Le duemila bottiglie di vino di D’Alema non hanno niente da invidiare al Rolex di Lupi. Antonio Polito. Corsera.

D’Alema, in vino veritas. Jena. La Stampa.

Landini a piazza del Popolo. Beh, popolo, non esageriamo. Gino Roca. Il Foglio.

Landini è l’unico a protestare in piazza quando l’occupazione cresce. Matteo Renzi, agenzie.

Elkann ce l’ha con Conte perché fa lavorare troppo i giocatori. D’Altronde lui è abituato alla cassa integrazione a rotazione. Il Rompispread. MF.

(mfimage) Per trovare la giustizia bisogna esserle fedeli, diceva Calamandrei: come tutte le divinità, si manifesta soltanto a chi ci crede. Dopo l’ultima vicenda giudiziaria, difficilmente questa dea guadagnerà nuovi proseliti. Perché il processo sull’omicidio di Meredith Kercher sconcerta anzitutto per i numeri, capricciosi come quelli del lotto. Quasi 8 anni per risolverlo, 5 giudizi, 2 sentenze opposte delle Corti d’assise di Perugia e di Firenze, 3 interventi della Cassazione. Appelli e contrappelli, mentre intanto quel processo diventava un caso internazionale, con americani e inglesi a fare il tifo gli uni contro gli altri. E mentre s’accendeva l’attenzione pubblica, con 2 film, 9 libri, migliaia di resoconti sui giornali. Quattro anni trascorsi in una cella per Amanda Knox e Raffaele Sollecito, i presunti colpevoli. Infine la loro assoluzione: delitto senza castigo. O meglio con un mezzo castigo, giacché nel frattempo era stato condannato in via definitiva Rudy Guede, per «concorso in omicidio». Ma con chi concorreva il concorrente? Vattelappesca. Michele Ainis, Giurista. Corsera.

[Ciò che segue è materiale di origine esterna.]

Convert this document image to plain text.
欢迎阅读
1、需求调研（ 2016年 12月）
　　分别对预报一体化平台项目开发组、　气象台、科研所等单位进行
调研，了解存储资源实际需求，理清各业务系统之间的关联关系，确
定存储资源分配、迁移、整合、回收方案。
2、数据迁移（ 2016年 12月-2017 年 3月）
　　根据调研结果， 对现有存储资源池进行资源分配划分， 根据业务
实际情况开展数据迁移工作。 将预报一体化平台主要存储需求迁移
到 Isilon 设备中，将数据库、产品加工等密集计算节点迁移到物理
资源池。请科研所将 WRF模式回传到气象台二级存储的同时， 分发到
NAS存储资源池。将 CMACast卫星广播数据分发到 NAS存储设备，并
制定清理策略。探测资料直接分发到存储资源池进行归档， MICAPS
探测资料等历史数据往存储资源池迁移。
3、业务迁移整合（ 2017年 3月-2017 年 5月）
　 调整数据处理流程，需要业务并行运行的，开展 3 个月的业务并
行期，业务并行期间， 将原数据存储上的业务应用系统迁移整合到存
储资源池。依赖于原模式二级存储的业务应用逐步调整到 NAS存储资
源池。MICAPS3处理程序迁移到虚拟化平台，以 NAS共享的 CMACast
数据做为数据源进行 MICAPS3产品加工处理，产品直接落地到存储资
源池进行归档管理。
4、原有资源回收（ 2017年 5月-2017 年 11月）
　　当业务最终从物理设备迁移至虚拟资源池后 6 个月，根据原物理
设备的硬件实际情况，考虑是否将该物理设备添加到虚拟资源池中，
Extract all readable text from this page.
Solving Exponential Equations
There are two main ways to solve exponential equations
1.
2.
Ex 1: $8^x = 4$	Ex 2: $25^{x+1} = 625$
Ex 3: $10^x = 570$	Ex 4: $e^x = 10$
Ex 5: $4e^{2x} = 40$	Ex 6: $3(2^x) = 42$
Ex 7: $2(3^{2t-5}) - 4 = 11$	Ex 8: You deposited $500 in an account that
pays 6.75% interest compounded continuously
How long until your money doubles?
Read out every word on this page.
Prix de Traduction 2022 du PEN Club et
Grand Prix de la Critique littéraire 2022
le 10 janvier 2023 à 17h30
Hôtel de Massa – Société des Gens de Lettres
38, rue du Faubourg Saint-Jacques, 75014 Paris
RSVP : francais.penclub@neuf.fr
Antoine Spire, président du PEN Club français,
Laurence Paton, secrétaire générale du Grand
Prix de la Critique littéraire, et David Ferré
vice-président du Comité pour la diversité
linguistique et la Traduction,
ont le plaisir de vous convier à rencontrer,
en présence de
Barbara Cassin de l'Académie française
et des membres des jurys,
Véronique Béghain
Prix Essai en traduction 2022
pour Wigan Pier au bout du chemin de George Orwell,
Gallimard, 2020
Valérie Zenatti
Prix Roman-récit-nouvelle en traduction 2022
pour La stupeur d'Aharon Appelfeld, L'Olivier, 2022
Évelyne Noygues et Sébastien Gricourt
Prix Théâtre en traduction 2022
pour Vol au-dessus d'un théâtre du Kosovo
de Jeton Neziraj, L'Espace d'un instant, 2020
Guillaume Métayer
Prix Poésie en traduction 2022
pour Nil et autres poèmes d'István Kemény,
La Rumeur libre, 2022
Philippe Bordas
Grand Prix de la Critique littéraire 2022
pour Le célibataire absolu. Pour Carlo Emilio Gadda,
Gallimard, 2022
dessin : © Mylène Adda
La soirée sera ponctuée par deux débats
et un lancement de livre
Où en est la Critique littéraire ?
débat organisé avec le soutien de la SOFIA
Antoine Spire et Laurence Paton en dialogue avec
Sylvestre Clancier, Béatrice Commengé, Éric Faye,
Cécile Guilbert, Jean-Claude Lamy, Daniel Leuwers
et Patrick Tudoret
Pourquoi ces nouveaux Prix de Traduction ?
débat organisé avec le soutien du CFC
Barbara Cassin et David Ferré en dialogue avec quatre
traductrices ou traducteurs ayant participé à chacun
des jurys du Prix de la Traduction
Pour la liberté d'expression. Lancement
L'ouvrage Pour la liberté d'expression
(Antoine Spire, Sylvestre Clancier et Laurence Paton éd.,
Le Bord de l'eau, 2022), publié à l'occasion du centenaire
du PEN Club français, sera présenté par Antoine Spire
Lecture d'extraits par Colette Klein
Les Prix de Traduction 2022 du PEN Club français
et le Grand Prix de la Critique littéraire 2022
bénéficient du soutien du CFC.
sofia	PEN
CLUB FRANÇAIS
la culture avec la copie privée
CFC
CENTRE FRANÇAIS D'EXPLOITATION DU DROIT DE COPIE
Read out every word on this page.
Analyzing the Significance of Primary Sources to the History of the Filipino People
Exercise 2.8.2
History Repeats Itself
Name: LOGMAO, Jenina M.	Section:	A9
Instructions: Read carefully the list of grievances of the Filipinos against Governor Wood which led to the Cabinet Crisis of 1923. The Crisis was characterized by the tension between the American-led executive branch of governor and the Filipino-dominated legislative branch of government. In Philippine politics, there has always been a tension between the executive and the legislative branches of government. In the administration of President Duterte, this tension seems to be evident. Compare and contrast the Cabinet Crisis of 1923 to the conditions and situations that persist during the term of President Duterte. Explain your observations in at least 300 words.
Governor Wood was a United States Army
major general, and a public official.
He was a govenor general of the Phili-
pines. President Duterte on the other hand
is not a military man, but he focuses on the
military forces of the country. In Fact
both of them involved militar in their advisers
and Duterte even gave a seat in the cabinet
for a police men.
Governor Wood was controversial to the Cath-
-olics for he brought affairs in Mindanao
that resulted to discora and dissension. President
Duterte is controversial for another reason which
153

Il mitico Nordest nasce negli anni Settanta. Allora insegnavo Economia aziendale a Ca’ Foscari, e improvvisamente tra i miei allievi cominciarono ad accumularsi le tesi su nuove, piccole imprese sparse in tutto il Veneto. Fu così che conobbi i Benetton e gli Stefanel: c’era energia, fermento, si sentiva di essere all’alba di qualcosa di particolare. Giorgio Brunetti, economista (Raffaele Oriani). il venerdì.

Non si dica che tutto va bene in Forza Italia perché oggi non va bene nulla. Siamo divisi e litigiosi, non raccontiamo cose credibili e i peggiori di noi vanno in tivù solo per dire stupidaggini: dalle intransigenze stile Brunetta, alla melassa a cui appartengo. Paolo Romani capogruppo Fi al Senato. la Repubblica.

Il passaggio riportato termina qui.